President Barack Obama’s two nominees to the Federal Election Commission — an agency rife with ideological discord and often gridlocked on key issues before it — today won unanimous approval from the Senate Rules and Administration Committee. The nominations of Republican Lee E. Goodman and Democrat Ann Ravel now move to the full Senate, which must confirm Goodman and Ravel before they’re appointed to the FEC. The Rules Committee had originally scheduled a nomination vote for Monday but delayed it because it failed to reach a quorum. “The Commission is designed to play a critical role in our campaign finance system,” Sen. Chuck Schumer, D-N.Y., the Rules Committee chairman, said in a statement. “It is my hope that, once confirmed, Mr. Goodman and Ms. Ravel will work hard to restore the agency to a fully functioning independent federal watchdog for the nation’s campaign finance laws.”
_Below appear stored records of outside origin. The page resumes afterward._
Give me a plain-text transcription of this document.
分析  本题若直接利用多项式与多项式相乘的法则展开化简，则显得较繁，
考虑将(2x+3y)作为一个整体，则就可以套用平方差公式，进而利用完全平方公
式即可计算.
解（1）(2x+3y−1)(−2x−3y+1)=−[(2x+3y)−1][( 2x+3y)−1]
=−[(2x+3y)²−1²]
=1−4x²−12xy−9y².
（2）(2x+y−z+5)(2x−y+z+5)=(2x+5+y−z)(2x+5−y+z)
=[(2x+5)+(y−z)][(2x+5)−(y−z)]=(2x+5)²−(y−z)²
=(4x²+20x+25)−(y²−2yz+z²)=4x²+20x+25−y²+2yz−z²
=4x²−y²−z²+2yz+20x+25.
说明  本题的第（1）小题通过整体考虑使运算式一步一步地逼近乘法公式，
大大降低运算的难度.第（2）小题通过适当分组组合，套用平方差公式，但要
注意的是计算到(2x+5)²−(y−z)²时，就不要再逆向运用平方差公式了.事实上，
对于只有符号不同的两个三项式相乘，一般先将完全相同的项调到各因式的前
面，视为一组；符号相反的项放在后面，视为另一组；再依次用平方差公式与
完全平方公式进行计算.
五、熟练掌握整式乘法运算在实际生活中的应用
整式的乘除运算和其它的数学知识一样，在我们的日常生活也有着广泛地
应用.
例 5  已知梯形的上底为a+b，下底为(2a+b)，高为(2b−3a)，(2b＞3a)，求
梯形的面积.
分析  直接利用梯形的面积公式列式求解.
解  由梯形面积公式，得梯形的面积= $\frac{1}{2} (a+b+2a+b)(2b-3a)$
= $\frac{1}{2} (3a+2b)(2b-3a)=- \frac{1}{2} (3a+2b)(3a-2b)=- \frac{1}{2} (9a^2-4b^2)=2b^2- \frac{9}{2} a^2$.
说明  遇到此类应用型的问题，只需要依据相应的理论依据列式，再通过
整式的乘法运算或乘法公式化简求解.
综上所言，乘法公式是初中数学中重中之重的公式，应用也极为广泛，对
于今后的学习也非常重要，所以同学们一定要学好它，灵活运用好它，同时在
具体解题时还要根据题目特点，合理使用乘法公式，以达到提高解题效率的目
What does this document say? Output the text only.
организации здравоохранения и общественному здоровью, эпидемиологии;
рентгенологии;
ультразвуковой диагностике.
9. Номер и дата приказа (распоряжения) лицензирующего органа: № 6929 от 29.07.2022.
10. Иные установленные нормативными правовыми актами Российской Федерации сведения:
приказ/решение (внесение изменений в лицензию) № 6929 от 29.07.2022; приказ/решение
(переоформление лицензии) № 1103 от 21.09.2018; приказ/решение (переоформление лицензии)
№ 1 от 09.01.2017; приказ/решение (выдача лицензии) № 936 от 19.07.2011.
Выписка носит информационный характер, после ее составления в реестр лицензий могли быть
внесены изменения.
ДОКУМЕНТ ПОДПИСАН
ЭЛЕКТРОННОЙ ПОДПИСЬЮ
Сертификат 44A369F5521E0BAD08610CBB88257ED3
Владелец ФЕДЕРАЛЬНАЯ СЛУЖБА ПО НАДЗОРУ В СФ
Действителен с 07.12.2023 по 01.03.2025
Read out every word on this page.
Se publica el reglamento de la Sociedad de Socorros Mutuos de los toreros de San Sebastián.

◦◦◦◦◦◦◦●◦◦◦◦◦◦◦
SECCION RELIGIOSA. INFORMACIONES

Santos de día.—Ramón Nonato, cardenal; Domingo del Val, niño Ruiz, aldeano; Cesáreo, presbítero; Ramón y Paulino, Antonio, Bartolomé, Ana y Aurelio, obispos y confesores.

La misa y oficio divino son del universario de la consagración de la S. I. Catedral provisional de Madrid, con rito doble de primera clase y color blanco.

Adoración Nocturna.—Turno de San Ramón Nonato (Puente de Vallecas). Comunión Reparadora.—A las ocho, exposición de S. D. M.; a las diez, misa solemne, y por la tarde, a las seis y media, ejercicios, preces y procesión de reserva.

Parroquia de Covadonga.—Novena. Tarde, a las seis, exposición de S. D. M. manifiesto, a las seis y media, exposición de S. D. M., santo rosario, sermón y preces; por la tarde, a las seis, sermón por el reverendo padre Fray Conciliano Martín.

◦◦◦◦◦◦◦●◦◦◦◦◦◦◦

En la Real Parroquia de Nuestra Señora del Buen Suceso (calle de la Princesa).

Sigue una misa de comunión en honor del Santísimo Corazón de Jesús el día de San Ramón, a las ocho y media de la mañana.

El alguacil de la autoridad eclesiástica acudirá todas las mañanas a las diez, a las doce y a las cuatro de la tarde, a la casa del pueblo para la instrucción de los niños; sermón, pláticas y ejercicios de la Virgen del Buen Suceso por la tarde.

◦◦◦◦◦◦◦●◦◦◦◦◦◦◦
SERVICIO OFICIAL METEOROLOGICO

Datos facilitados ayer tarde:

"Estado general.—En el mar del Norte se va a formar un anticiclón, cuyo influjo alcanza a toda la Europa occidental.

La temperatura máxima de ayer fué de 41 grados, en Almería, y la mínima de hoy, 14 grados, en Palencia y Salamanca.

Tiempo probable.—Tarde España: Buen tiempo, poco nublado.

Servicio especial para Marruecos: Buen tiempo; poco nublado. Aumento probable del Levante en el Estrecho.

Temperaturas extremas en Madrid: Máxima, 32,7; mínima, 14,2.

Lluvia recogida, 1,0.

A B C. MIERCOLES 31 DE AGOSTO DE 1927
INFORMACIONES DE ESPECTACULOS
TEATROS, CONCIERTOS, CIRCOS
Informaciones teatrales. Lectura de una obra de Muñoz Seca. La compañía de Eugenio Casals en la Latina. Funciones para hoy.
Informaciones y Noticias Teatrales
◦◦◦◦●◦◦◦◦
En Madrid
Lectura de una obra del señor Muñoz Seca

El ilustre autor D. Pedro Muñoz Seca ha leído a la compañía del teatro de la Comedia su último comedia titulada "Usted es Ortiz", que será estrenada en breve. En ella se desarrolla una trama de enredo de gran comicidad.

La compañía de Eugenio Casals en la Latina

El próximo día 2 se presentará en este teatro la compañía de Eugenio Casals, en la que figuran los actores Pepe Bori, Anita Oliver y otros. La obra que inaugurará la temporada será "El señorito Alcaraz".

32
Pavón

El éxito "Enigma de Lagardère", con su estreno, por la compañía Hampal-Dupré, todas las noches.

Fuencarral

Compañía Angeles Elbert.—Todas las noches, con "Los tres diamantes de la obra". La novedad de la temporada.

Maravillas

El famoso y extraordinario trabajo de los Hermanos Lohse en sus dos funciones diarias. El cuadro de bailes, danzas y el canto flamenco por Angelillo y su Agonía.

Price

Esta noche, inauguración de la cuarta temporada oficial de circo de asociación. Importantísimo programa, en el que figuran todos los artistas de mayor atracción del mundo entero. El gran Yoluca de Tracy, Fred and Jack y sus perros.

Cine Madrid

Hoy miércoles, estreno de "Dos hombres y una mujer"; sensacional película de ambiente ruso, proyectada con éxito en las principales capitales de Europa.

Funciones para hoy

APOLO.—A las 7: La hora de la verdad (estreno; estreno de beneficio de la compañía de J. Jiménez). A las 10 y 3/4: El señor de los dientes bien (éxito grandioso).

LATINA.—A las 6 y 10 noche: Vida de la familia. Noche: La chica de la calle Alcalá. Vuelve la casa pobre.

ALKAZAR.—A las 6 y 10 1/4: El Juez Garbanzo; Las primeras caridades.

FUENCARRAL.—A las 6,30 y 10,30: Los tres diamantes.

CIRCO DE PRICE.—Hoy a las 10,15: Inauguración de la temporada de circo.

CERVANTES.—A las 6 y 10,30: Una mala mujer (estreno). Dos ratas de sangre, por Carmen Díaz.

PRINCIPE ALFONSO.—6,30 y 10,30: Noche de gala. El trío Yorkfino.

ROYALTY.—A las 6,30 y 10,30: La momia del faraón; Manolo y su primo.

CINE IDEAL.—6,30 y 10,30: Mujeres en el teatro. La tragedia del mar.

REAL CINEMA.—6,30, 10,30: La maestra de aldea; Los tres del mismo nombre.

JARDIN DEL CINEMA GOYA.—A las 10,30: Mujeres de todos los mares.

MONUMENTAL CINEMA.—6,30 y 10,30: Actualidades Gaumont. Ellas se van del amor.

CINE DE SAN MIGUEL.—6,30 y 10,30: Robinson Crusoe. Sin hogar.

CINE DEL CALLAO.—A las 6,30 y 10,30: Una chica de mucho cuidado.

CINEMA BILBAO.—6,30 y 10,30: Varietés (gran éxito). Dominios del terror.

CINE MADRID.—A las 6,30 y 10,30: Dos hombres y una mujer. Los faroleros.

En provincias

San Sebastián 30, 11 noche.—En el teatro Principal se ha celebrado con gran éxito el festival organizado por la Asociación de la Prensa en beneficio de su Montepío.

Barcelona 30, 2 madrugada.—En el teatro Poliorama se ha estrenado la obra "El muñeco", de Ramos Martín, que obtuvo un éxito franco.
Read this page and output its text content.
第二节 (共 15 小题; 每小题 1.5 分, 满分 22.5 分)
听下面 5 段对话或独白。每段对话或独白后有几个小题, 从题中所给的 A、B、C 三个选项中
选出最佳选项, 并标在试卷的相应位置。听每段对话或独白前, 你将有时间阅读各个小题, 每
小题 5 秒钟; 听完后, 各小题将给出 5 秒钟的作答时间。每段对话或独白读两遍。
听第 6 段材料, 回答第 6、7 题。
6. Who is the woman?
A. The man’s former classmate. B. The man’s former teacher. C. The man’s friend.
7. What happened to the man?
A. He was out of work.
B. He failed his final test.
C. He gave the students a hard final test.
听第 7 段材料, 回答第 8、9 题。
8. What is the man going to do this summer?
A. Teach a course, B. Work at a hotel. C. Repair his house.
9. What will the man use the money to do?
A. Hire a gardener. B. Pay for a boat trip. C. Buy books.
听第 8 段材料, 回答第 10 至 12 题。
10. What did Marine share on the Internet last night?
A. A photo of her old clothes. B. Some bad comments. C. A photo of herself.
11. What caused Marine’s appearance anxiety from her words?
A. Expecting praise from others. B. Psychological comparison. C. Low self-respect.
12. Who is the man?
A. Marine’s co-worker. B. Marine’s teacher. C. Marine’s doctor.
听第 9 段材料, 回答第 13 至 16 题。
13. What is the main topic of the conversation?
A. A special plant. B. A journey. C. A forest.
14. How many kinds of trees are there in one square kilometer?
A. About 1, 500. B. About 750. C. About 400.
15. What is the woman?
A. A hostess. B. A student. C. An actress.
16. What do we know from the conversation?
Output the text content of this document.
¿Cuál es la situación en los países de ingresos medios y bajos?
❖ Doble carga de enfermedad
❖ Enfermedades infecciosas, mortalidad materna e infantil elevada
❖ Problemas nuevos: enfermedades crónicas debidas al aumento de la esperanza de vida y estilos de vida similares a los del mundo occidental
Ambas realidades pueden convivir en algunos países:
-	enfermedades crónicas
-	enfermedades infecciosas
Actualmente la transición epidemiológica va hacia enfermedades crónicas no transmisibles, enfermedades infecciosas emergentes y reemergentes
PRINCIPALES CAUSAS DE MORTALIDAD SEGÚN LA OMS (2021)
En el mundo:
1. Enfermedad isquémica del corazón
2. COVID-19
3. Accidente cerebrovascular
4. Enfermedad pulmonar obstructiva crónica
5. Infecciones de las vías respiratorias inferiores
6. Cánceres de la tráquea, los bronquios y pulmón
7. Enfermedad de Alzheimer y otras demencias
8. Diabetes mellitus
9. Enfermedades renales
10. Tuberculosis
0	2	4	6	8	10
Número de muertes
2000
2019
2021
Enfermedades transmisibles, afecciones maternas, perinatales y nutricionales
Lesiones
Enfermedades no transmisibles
To date, the nominations of Goodman and Ravel have faced few obstacles. A Senate Rules Committee hearing they attended in July was, at times, downright clubby, as both nominees posed for photos with senators after fielding about an hour’s worth of routine questions.
But that’s no guarantee they’ll cakewalk their way to the 9th floor of 999 E St. NW in downtown Washington, D.C., where the FEC is headquartered.
Exhibit A: Labor lawyer John J. Sullivan, a Democrat, who Obama nominated to the FEC in 2009. Like Goodman and Ravel, he won Senate Rules Committee approval with relative ease. But Senate Republicans blocked his nomination, and in 2010, he withdrew from consideration after 15 months in politico limbo.